Lawyers issued a claim for compensation on Thursday at the High Court in London. Representatives for law film Collyer Bristow said in a statement to the BBC they will be representing nine people in total, including ex-Formula One driver Eddie Irvine.
News UK owned the newspaper until it was shut down by Rupert Murdoch in 2011 in the wake of the phone hacking scandal.
Other high-profile names to have settled claims against the paper over phone hacking include Love Actually actor Hugh Grant and singer Charlotte Church.
The law firm told the BBC its clients had been left with "no alternative" to legal action after the closure of a compensation scheme which had served as an alternative to litigation.
It said the News of the World had previously "admitted and apologised for hacking into the voicemails of a number of high-profile individuals."

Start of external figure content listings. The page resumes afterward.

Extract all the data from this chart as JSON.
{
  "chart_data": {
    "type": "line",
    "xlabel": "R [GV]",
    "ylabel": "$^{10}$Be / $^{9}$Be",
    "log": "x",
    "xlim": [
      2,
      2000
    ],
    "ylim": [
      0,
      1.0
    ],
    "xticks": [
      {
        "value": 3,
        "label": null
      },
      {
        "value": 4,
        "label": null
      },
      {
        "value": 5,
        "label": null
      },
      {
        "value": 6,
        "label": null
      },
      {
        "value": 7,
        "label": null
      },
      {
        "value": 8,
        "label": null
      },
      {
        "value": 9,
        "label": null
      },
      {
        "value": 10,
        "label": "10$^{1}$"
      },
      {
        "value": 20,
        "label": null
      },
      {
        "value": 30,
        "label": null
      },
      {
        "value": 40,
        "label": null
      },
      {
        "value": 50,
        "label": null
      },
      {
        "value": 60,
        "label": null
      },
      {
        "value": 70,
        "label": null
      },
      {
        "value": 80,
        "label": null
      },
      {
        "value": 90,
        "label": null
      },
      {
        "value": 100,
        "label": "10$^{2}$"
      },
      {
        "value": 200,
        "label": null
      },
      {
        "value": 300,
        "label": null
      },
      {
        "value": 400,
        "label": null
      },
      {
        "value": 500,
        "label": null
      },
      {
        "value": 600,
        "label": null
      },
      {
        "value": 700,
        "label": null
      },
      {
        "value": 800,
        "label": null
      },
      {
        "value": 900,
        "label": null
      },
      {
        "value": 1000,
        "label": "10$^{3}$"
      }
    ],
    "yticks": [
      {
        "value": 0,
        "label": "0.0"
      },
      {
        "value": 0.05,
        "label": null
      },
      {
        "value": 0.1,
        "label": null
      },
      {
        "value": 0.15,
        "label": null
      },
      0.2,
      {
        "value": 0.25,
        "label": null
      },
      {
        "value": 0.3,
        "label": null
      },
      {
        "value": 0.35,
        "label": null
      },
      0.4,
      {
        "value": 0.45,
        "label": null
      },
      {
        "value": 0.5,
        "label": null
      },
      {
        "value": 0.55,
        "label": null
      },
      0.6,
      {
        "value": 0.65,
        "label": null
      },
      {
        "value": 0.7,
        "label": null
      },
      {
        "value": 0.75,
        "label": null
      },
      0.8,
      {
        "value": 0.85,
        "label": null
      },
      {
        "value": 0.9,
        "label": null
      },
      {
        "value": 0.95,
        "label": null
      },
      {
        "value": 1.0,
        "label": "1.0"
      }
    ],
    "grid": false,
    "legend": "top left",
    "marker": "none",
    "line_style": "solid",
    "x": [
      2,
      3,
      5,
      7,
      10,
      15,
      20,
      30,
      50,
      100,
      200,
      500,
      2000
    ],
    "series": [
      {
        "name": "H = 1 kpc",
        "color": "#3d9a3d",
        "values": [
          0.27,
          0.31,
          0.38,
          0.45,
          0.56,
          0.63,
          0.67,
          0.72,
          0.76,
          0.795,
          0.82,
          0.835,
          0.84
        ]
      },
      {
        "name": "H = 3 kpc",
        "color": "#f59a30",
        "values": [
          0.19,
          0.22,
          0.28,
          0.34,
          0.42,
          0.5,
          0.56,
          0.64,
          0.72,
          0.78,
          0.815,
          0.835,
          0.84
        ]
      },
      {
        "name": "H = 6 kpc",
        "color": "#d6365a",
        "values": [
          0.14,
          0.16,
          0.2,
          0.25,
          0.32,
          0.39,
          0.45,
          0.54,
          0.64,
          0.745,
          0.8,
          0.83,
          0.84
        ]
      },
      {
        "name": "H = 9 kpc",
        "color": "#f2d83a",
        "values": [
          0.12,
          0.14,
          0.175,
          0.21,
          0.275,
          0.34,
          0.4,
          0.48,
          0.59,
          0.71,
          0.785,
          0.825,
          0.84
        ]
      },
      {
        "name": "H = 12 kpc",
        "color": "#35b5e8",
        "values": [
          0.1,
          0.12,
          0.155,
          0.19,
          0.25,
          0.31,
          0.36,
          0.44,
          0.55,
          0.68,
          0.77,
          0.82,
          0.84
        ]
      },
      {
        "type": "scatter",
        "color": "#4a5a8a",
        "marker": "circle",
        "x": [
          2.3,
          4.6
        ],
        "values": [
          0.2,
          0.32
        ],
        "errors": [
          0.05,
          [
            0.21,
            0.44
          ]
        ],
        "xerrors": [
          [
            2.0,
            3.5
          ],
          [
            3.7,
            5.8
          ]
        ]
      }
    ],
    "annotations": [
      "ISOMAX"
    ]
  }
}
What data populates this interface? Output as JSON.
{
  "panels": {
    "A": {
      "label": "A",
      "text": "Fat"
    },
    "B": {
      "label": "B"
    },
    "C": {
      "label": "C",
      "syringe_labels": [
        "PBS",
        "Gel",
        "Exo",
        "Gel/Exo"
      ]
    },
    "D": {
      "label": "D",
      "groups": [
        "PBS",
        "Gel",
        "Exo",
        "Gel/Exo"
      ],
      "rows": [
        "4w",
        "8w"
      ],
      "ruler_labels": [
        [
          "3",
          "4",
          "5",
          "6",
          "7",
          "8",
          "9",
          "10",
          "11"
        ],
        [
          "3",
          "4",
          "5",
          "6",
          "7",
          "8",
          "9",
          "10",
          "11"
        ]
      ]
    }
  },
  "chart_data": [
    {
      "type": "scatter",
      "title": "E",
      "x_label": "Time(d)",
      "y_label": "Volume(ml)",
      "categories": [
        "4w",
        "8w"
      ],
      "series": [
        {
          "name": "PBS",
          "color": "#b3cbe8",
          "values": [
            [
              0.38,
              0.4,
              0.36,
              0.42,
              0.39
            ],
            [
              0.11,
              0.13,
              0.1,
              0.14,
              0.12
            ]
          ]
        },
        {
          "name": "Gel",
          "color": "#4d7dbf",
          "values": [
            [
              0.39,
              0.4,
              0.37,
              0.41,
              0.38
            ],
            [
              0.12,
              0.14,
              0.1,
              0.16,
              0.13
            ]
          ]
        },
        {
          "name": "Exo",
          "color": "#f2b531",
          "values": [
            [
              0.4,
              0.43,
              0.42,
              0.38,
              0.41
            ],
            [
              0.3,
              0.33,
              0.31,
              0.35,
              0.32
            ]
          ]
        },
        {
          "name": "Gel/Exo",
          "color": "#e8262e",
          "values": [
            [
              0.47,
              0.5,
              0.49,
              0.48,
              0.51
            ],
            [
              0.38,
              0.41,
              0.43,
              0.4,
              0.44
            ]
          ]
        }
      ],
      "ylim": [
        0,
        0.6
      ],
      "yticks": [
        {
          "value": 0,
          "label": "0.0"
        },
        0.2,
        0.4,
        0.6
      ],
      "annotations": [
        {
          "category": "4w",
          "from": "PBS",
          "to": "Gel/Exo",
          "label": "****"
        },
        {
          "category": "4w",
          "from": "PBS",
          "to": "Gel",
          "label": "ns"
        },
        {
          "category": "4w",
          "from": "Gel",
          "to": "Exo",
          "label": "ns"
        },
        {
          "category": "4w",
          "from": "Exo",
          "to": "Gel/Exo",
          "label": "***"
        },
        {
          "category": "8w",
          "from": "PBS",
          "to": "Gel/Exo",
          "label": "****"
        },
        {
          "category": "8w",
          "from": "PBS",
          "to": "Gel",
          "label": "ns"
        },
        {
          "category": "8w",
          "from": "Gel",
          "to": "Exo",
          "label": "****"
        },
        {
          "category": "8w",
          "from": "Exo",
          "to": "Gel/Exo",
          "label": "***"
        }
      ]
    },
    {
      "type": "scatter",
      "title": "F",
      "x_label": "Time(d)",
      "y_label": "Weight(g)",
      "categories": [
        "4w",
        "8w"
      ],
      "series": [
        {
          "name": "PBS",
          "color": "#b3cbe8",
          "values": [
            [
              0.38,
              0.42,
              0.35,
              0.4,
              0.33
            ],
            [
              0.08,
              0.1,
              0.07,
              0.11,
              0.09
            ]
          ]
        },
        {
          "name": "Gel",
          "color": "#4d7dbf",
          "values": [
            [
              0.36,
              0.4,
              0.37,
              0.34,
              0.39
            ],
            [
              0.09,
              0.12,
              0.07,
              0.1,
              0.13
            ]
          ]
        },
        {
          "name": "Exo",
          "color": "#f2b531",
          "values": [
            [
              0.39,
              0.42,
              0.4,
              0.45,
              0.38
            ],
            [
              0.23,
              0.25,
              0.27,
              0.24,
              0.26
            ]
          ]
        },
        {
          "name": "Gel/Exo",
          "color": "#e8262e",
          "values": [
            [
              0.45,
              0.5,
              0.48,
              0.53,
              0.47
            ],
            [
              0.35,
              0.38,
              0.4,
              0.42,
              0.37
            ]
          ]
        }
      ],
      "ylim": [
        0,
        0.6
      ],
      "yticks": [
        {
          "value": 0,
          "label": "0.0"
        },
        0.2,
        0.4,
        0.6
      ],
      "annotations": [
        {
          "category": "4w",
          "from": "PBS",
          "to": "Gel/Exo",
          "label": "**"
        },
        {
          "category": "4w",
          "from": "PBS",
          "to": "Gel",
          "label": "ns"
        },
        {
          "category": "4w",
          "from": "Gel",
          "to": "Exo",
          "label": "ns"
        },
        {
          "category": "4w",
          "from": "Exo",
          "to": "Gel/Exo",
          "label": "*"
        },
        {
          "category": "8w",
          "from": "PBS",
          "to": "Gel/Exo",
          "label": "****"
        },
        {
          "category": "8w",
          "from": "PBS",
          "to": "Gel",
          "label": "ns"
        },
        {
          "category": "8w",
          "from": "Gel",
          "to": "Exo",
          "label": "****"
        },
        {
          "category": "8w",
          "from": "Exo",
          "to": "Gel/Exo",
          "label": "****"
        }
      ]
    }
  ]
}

Lawyer Steven Heffer, who is acting on behalf of the claimants, told the Press Gazette: “My clients have been left with no alternative but to issue claims in the High Court, and a number of other firms have done so this week.
“News Group has refused to provide disclosure of its wrongdoing, forcing victims into court.”
The phone hacking scandal hit headlines back in 2011 and led to the launch of the Leveson Inquiry into press ethics as MPs investigated what went wrong.
Three police investigations also took place into phone hacking and alleged corruption, and the News of the World's editor Andy Coulson was sentenced to 18 months in prison for conspiracy to hack phones.
Collyer Bristow said its other claimants included Fran Cutler, Jess Morris, Tanya Frayne, Sophia Myles and Rob Gros.